As those familiar with Bacon know, his work is a pretty damning verdict of the human condition, featuring nightmarish unravelings of violence and pain. Yet, staggering throughout the halls for a few hours, assaulted by so much powerfully-rendered unpleasantness, I also began to meditate on the deep contradictions inherent in human nature.

On one hand, there were these horrible paintings doubling up as giant distorting mirrors and, on the other hand, these deeply affecting and endearing, cultured museum-goers—straining to better understand or recognize themselves in these complex works of art.

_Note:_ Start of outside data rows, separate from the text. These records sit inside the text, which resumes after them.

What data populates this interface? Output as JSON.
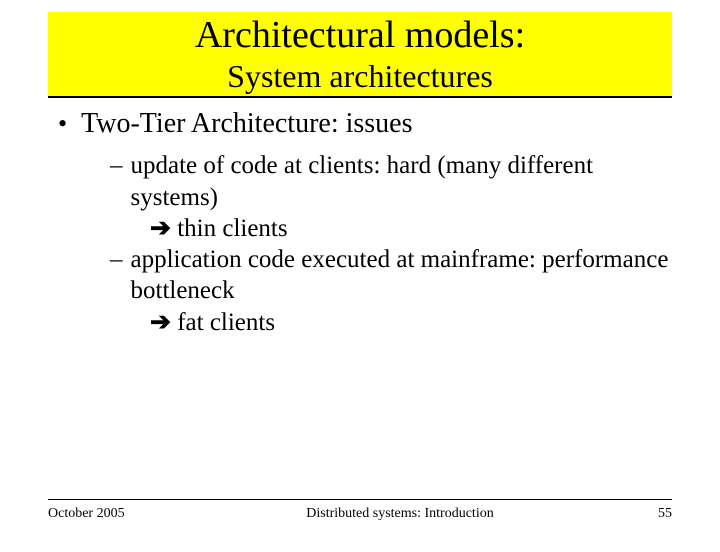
{
  "title": {
    "line1": "Architectural models:",
    "line2": "System architectures"
  },
  "bullet": "Two-Tier Architecture: issues",
  "sub1": {
    "text": "update of code at clients: hard (many different systems)",
    "arrow": "➔",
    "consequence": "thin clients"
  },
  "sub2": {
    "text": "application code executed at mainframe: performance bottleneck",
    "arrow": "➔",
    "consequence": "fat clients"
  },
  "footer": {
    "date": "October 2005",
    "center": "Distributed systems: Introduction",
    "page": "55"
  }
}
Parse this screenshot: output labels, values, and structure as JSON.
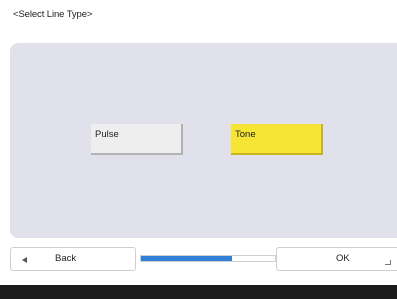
{
  "screen": {
    "title": "<Select Line Type>"
  },
  "options": {
    "pulse_label": "Pulse",
    "tone_label": "Tone",
    "selected": "Tone"
  },
  "bottom_bar": {
    "back_label": "Back",
    "ok_label": "OK",
    "progress_fraction": 0.68
  },
  "colors": {
    "panel_background": "#e0e1ea",
    "selected_option": "#f6e534",
    "unselected_option": "#eeeeee",
    "progress_fill": "#2f80d6",
    "footer": "#1b1b1b"
  },
  "icons": {
    "back": "left-triangle-arrow",
    "ok": "enter-return-arrow"
  }
}
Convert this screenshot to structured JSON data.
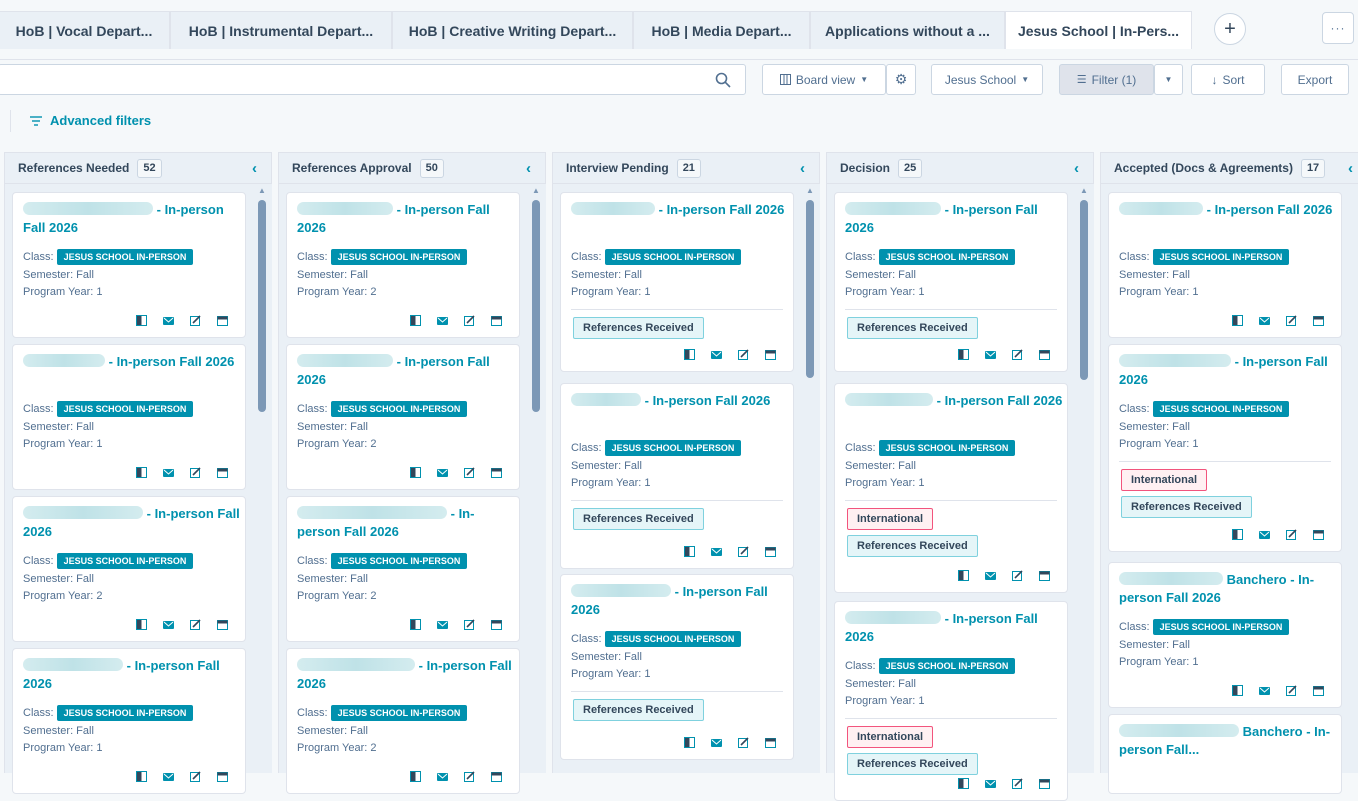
{
  "tabs": [
    "HoB | Vocal Depart...",
    "HoB | Instrumental Depart...",
    "HoB | Creative Writing Depart...",
    "HoB | Media Depart...",
    "Applications without a ...",
    "Jesus School | In-Pers..."
  ],
  "tab_add": "+",
  "tab_more": "···",
  "toolbar": {
    "board_view": "Board view",
    "school": "Jesus School",
    "filter": "Filter (1)",
    "sort": "Sort",
    "export": "Export",
    "advanced_filters": "Advanced filters"
  },
  "labels": {
    "class": "Class:",
    "chip": "JESUS SCHOOL IN-PERSON",
    "references_received": "References Received",
    "international": "International"
  },
  "columns": [
    {
      "name": "References Needed",
      "count": "52",
      "cards": [
        {
          "title": "- In-person Fall 2026",
          "semester": "Semester: Fall",
          "year": "Program Year: 1",
          "tags": []
        },
        {
          "title": "- In-person Fall 2026",
          "semester": "Semester: Fall",
          "year": "Program Year: 1",
          "tags": []
        },
        {
          "title": "- In-person Fall 2026",
          "semester": "Semester: Fall",
          "year": "Program Year: 2",
          "tags": []
        },
        {
          "title": "- In-person Fall 2026",
          "semester": "Semester: Fall",
          "year": "Program Year: 1",
          "tags": []
        }
      ]
    },
    {
      "name": "References Approval",
      "count": "50",
      "cards": [
        {
          "title": "- In-person Fall 2026",
          "semester": "Semester: Fall",
          "year": "Program Year: 2",
          "tags": []
        },
        {
          "title": "- In-person Fall 2026",
          "semester": "Semester: Fall",
          "year": "Program Year: 2",
          "tags": []
        },
        {
          "title": "- In-person Fall 2026",
          "semester": "Semester: Fall",
          "year": "Program Year: 2",
          "tags": []
        },
        {
          "title": "- In-person Fall 2026",
          "semester": "Semester: Fall",
          "year": "Program Year: 2",
          "tags": []
        }
      ]
    },
    {
      "name": "Interview Pending",
      "count": "21",
      "cards": [
        {
          "title": "- In-person Fall 2026",
          "semester": "Semester: Fall",
          "year": "Program Year: 1",
          "tags": [
            "References Received"
          ]
        },
        {
          "title": "- In-person Fall 2026",
          "semester": "Semester: Fall",
          "year": "Program Year: 1",
          "tags": [
            "References Received"
          ]
        },
        {
          "title": "- In-person Fall 2026",
          "semester": "Semester: Fall",
          "year": "Program Year: 1",
          "tags": [
            "References Received"
          ]
        }
      ]
    },
    {
      "name": "Decision",
      "count": "25",
      "cards": [
        {
          "title": "- In-person Fall 2026",
          "semester": "Semester: Fall",
          "year": "Program Year: 1",
          "tags": [
            "References Received"
          ]
        },
        {
          "title": "- In-person Fall 2026",
          "semester": "Semester: Fall",
          "year": "Program Year: 1",
          "tags": [
            "International",
            "References Received"
          ]
        },
        {
          "title": "- In-person Fall 2026",
          "semester": "Semester: Fall",
          "year": "Program Year: 1",
          "tags": [
            "International",
            "References Received"
          ]
        }
      ]
    },
    {
      "name": "Accepted (Docs & Agreements)",
      "count": "17",
      "cards": [
        {
          "title": "- In-person Fall 2026",
          "semester": "Semester: Fall",
          "year": "Program Year: 1",
          "tags": []
        },
        {
          "title": "- In-person Fall 2026",
          "semester": "Semester: Fall",
          "year": "Program Year: 1",
          "tags": [
            "International",
            "References Received"
          ]
        },
        {
          "title": "Banchero - In-person Fall 2026",
          "semester": "Semester: Fall",
          "year": "Program Year: 1",
          "tags": []
        },
        {
          "title": "Banchero - In-person Fall...",
          "semester": "",
          "year": "",
          "tags": []
        }
      ]
    }
  ]
}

Hence, the great contrasts in this poem: the hissing menace of bloodlust/war versus sublime impulses for art/charity...


The Museum-Going Cannibal

Upright specimen, looking to be fine-tuned
on weekends by the civilizing influence of beauty,
standing still and reflecting in the refracted light
of another’s encounter with the sublime.

All polite smiles and hushed appreciation,
sidling up to some mounted painting and tilting
its head to sip and savor the brushstrokes, yet
downright vicious throughout the week.

Hankering after a bit of meat and blood
in the shape of a live woman or a dead man.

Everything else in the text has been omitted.